Tuesday, August 6, 2013

The Paul Dooley Project: Part 1 - Paul Dooley talks with TV STORE ONLINE about Robert Altman's Popeye


Great character actor Paul Dooley talks with TV STORE ONLINE about his work in Robert Altman's 1980 film Popeye....

TV STORE ONLINE:  How did you come to work with Robert Altman on POPEYE (1980)? 

DOOLEY:  I was working with Bob Altman on a film called HEALTH (1979) at the time and right when we were in the middle of the production in he said to me, "I'm doing POPEYE next."  I said, "Great!"  Then Bob said, "There's a part for you in it if you'd like one."  Then not long after that he told me, "You're playing Wimpy".    Then I thought to myself that while even though I had gained a few pounds I didn't see myself as a guy with that big balloon nose and those big puffy cheeks but then again no one really looks like that.  Shelley Duvall was the only one who almost actually looked like the character that she played.   Shelley told me while we were shooting POPEYE that in middle school her nickname was "Olive Oyl".  

TV STORE ONLINE:  Is there any truth to the rumor that Paramount Studios had originally wanted Gilda Radner to play the role of "Olive Oyl" in POPEYE?

DOOLEY:  They were considering Gilda and they were also interested in Lily Tomlin too.  This was before Bob Altman had come onto the project though.    Originally the studio had wanted Dustin Hoffman to play Popeye and Lily Tomlin to play Olive Oyl but really I don't know if it would've ever happened.  I think the studio was just batting those names around.  I think that Lily would have been great as Olive Oyl. She is very gifted as a character actress.  When Bob came onto the project those names were gone. Dustin left because he didn't get along with POPEYE screenwriter Jules Feiffer.  They had creative differences over the character.    

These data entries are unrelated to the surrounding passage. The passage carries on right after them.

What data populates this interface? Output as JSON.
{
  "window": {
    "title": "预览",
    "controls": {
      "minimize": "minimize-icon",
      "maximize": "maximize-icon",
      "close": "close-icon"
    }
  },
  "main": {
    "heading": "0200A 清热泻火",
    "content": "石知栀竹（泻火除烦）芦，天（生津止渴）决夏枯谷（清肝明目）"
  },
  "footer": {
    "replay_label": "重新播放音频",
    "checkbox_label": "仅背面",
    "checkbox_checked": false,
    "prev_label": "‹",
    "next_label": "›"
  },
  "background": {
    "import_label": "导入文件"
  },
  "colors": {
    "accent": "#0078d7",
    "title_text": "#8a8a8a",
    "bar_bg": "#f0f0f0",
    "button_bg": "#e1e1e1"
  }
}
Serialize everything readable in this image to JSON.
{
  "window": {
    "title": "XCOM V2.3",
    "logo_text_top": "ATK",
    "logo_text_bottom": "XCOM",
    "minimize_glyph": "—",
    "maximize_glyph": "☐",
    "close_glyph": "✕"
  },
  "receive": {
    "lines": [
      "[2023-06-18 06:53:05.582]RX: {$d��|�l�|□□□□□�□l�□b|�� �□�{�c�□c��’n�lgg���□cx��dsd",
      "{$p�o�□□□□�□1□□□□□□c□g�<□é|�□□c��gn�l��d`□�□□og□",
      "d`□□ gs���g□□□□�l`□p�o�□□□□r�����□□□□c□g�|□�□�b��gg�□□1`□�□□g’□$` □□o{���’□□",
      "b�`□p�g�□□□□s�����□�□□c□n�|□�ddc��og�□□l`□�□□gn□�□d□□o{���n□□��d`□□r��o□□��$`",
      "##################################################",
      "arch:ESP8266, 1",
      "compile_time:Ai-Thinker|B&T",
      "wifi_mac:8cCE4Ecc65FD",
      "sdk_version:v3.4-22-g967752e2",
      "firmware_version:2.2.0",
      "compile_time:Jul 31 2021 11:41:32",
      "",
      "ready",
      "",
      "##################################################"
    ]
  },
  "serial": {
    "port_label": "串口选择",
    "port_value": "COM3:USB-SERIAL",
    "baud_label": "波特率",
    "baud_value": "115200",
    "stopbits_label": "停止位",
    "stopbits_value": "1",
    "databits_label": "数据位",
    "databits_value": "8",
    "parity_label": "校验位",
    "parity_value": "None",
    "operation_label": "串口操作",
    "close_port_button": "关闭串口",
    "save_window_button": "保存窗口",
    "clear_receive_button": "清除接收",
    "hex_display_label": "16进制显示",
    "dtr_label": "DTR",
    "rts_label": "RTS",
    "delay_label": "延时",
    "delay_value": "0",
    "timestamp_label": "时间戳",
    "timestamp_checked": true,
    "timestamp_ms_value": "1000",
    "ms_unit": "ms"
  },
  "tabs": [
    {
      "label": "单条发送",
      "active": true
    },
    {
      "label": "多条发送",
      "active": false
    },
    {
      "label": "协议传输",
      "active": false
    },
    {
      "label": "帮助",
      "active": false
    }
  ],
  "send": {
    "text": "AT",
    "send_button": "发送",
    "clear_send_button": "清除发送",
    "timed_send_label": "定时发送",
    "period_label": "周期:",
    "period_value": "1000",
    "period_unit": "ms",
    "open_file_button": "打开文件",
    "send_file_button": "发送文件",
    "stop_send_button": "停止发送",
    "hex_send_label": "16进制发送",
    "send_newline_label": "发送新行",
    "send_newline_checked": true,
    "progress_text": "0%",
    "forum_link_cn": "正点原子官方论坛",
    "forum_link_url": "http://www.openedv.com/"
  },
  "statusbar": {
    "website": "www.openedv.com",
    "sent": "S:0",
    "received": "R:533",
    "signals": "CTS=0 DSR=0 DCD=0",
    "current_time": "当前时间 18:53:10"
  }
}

(L) Shelley Duvall, Paul Dooley and Robin Williams
in POPEYE (1980).  The film was shot on the island of Malta.





Robin Williams did an great job on POPEYE thought.  He made all of those incredible facial expressions.  He was just brilliant as Popeye.

TV STORE ONLINE:  I know you have a background in drawing comics for newspapers...Did you do any research on Wimpy prior to the start of shooting?

DOOLEY: 
  No because if you want to do research you just need to read one Popeye.  Wimpy is always standing passively in the background eating a hamburger.   Very often I would be in a scene with Robin and Shelley and there was always a hillside behind them, and there would be Wimpy standing in the background.  He was always like a fly on the wall.    I can remember reading Popeye as a kid so I had already knew what he looked like  and I knew the things that he would say, so there was no real research.   

Dooley as Wimpy in POPEYE (1980)

My assignment for myself was that I didn't want to look like Oliver Hardy.   I didn't want to be a fat man with bangs who happened to wear a derby, and I didn't want to look like Jackie Gleason's original Reginald Van Gleason.   Those are both graceful fat men too.   In the drawings of Wimpy in the comic there are three pen strokes coming out from under his derby that are supposed to be his hair.  It's the same thing with his mustache.  How do you turn that into hair for the movie?  So I did the best I could with that.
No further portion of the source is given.